The secret to a career in football punditry is to talk heaps, show graphics, and tell us absolutely nothing we don't already know.

Pretty handy combination to have up your sleeve on a footy forum too.


It is still the strongest statistical correlation to success across the AFL. Less injuries = more wins.

Could not agree more webber. What amazes me is how often this fact is ignored. I know it is part of footy club culture not to blame injuries but facts are facts

The reality was at the time that we couldn't have sacked Neeld after 9 rounds. It was a case of trying to get as much support around him as possible to let him live up to his potential. King's argument would have held more water with me if the fact that we were stuck with Neeld for at least a year was acknowledged and that we had to make the best of the situation.

The reality is that after 9 rounds in his first year there was serious reason to question the direction Neeld was going. The football was putrid and the game plan preditable and obvious. And the Club gave him significant support and he did live up to his potential that was evident by the end of his first year to a number of posters on Demonland. He should have been removed after the 1 st round loss to Port Adelaide and exited with the incumbent CEO after the appalling loss to Essendon.

King would not know the reality of Neelds contract or the machinations at the boardroom level to determine his standing and progress. But he did what he had to do as a game analyst and called it as he saw it..... And he called it correctly.

The reality is that after 9 rounds in his first year there was serious reason to question the direction Neeld was going. The football was putrid and the game plan preditable and obvious. And the Club gave him significant support and he did live up to his potential that was evident by the end of his first year to a number of posters on Demonland. He should have been removed after the 1 st round loss to Port Adelaide and exited with the incumbent CEO after the appalling loss to Essendon.

King would not know the reality of Neelds contract or the machinations at the boardroom level to determine his standing and progress.

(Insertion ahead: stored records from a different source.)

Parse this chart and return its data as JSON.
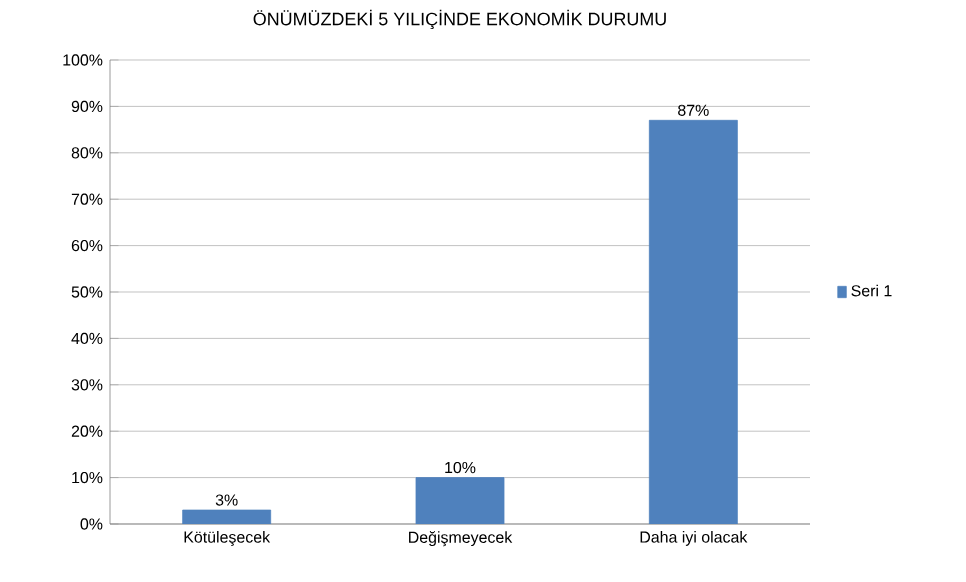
{
  "chart_data": {
    "type": "bar",
    "title": "ÖNÜMÜZDEKİ 5 YILIÇİNDE EKONOMİK DURUMU",
    "categories": [
      "Kötüleşecek",
      "Değişmeyecek",
      "Daha iyi olacak"
    ],
    "series": [
      {
        "name": "Seri 1",
        "color": "#4f81bd",
        "values": [
          3,
          10,
          87
        ],
        "value_labels": [
          "3%",
          "10%",
          "87%"
        ]
      }
    ],
    "ylim": [
      0,
      100
    ],
    "yticks": [
      {
        "value": 0,
        "label": "0%"
      },
      {
        "value": 10,
        "label": "10%"
      },
      {
        "value": 20,
        "label": "20%"
      },
      {
        "value": 30,
        "label": "30%"
      },
      {
        "value": 40,
        "label": "40%"
      },
      {
        "value": 50,
        "label": "50%"
      },
      {
        "value": 60,
        "label": "60%"
      },
      {
        "value": 70,
        "label": "70%"
      },
      {
        "value": 80,
        "label": "80%"
      },
      {
        "value": 90,
        "label": "90%"
      },
      {
        "value": 100,
        "label": "100%"
      }
    ],
    "grid": "y",
    "legend": "right"
  }
}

But he did what he had to do as a game analyst and called it as he saw it..... And he called it correctly.

I don't think anyone questioned that the results were diabolical after 9 rounds. My point still stands. No matter how bad things were after those 9 rounds, it would have been financially devastating and hugely disruptive to sack Neeld. The best we could have done in 2012 was to lump it and see what happened in 2013 as at that stage, it wasn't so clear cut that Neeld was part of the problem. We got our answer pretty early in said 2013.

To be honest, the Neeld situation was handled as well as it possibly could have been. A round 1 sacking would have been knee jerk in the extreme. The man was given the 'clean air' that PJ promised and showed, sadly, he wasn't up to the job.

I would also contest that he was given adequate support. If we class 'support' as getting a stay of execution then he did. Sadly though, as far as the personnel who he had access to, he was mostly surrounded by first year or bush coaches besides Jade Rawlings and Neil Craig. As PJ said, they were incredibly inexperience. Neeld himself had only been a line coach at Collingwood for 3 years.

As for your last point, King would surely know (if he was a decent journo and had done his research) what Neeld's contract was. Even if he didn't know the nitty gritty, he would have a vague idea that he was on a 2-3 year deal. It would have been knee jerk in the extreme to sack him (which King didn't, he just hemmed and hawed on that point).

I am no Neeld apologist and I believe that he lacked the emotional smarts to be a good coach and was stubborn at times for the sake of it (plus his game plan wasn't suited for the cattle he had). However, I don't like this Demonland talking point that 'Kingy said Neeld should be sacked after round 9, 2012' because he wouldn't go the full nine yards and say that he should go and the fact was at the time there was more to lose by making that decision.